UNE REINE EN EXIL

 

Théâtre du Verbe Fou,

à Avignon, du 21 au 26 juillet à 21h.

Tournée en cours.

 

Une reine en exil loupe 

 

Le Théâtre du Verbe Fou, théâtre littéraire, a eu l'audace de programmer neuf excellents spectacles dans le cadre des Estivades 2020 en Avignon, du 15 au 31 juillet, pour notre plus grand plaisir.

Une reine en exil donc : un spectacle sur une des plus grandes danseuses et chorégraphes du XXème siècle, Pina Bausch, reconnue internationalement, après avoir essuyé tant de critiques parfois acerbes.

Sylvie Pellegri est la Reine, cheveux bruns coiffés en queue de cheval basse, costume noir, neutre, androgyne, assise sur un fauteuil en cuir rouge, avec un air aristocratique, tendre et cruel à la fois, mystérieux et familier, énigmatique et pénétrant.

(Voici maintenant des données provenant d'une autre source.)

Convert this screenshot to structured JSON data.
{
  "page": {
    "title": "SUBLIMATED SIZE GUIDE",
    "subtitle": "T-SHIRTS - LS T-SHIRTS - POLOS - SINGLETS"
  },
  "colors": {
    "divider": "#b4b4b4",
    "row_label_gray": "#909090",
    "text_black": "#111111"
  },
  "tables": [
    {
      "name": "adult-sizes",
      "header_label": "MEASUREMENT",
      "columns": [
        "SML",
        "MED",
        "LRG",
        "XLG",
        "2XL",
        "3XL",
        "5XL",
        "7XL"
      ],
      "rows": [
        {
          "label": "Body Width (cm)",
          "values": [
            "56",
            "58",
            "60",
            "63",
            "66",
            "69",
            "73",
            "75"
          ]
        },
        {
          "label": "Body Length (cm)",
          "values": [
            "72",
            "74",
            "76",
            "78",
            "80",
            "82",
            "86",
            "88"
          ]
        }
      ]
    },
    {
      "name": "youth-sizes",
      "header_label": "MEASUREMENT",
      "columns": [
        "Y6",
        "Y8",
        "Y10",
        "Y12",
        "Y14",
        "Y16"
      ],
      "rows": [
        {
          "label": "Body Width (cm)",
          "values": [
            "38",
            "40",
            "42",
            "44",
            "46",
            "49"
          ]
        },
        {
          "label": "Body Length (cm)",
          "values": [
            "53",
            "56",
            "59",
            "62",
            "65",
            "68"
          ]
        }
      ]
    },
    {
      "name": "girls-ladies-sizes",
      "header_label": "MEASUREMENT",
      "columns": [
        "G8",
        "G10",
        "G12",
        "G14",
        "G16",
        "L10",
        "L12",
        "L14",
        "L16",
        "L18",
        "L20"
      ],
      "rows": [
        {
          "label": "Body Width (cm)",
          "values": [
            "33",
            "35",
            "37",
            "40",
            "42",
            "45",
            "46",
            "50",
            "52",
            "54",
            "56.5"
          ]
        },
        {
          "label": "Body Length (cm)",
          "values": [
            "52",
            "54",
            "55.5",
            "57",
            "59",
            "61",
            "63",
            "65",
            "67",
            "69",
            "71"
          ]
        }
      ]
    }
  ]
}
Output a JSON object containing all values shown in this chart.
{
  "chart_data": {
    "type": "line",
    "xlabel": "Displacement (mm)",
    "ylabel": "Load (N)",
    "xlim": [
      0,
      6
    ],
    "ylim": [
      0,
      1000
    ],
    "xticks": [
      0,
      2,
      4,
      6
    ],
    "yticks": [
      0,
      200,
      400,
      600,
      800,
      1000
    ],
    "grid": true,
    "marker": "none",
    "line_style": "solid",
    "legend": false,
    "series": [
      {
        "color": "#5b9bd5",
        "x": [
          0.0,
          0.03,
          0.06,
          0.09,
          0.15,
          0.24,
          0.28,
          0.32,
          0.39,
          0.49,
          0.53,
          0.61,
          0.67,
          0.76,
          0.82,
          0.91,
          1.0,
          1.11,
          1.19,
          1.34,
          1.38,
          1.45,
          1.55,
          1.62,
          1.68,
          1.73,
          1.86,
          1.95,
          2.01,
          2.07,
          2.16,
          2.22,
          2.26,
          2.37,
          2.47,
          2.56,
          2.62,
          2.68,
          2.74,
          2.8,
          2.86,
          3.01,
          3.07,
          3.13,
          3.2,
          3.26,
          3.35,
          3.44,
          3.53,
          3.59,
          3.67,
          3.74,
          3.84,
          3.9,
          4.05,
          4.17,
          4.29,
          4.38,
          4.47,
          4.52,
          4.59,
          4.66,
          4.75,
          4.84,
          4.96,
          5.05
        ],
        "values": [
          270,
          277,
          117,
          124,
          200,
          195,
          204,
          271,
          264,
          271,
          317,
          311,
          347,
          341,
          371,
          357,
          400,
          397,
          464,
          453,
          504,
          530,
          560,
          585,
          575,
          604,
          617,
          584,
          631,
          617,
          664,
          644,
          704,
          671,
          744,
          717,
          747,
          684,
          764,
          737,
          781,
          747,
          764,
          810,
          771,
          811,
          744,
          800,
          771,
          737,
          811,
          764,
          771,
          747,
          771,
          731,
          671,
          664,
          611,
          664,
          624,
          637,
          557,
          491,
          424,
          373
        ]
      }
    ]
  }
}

Une Reine qui a rompu avec les formes conventionnelles de la danse en introduisant le concept de danse-théâtre ; une reine qui a créé une nouvelle forme de ballet dans laquelle les danseurs parlent, crient, interpellent le public.

L'œuvre de Pina Bausch repose sur la tension, l'oscillation permanente entre la banalité et l'exceptionnel, entre tendresse et violence. Sur scène, la chorégraphe entend montrer des personnes dites normales, tout en révélant leur plus profonde intimité, leurs souffrances et leurs combats intérieurs.

Ce spectacle se présente sous la forme d'un monologue. Pina Bausch pense et rêve à voix haute ; elle s'interroge devant nous, elle qui parlait si peu ! Ni théâtre ni danse, mais paroles et mouvements, fantasmatiques éphémères, transparents.

Elle évoque ses souvenirs d'enfance, quand elle tombait amoureuse des puces, des moucherons et aimait leur faiblesse et leur innocence, malgré tout ce que cela comportait de ridicule. Elle nous fait part de ses désillusions et de sa conscience de vivre dans un monde d'épouvante avec un moi étranger qui ne lui ressemble pas. Face à cet étourdissant désastre, "le seul moyen de se raccrocher à la vie est de la rêver !"

Pourquoi représenter ? Que dit-on quand on danse ? Et pourquoi est-ce que je danse ? se demande-t-elle.

Elle raconte sa recherche des gestes du silence pour trouver le fil de sa propre réalité anatomique, ressentir sa propre vérité physique, et atteindre une grâce singulière. Pina Bausch refuse et se révolte même contre l'idée et l'impression de soi-disant grâce des danseurs. C'est la grâce qui doit les choisir et non l'inverse, et permettre alors de surpasser les limites du corps.

Elle a appris à danser la vie, même si cela n'en vaut pas toujours la peine; appris le geste du silence. Elle sait qu'écrire avec le corps, en le laissant danser, la délivre du monde.

« Certaines choses peuvent être dites avec des mots, d'autres avec des mouvements. Mais il y a aussi des moments où les mots nous manquent. Alors commence la danse », nous dit-elle.

Une reine en exil est un très beau spectacle tout en élégance, délicatesse sensibilité. Avec une interprétation subtile, touchante, juste de Sylvie Pellegri.

Une mise en scène sobre et épurée signée Günther Leschnik, qui a fait le choix judicieux d'images d'archives venant de temps en temps ponctuer le jeu de la comédienne. Un texte très fin de Jean-Paul Chabrier, retenu dans son intégralité auquel il a donc décidé de donner toute sa place.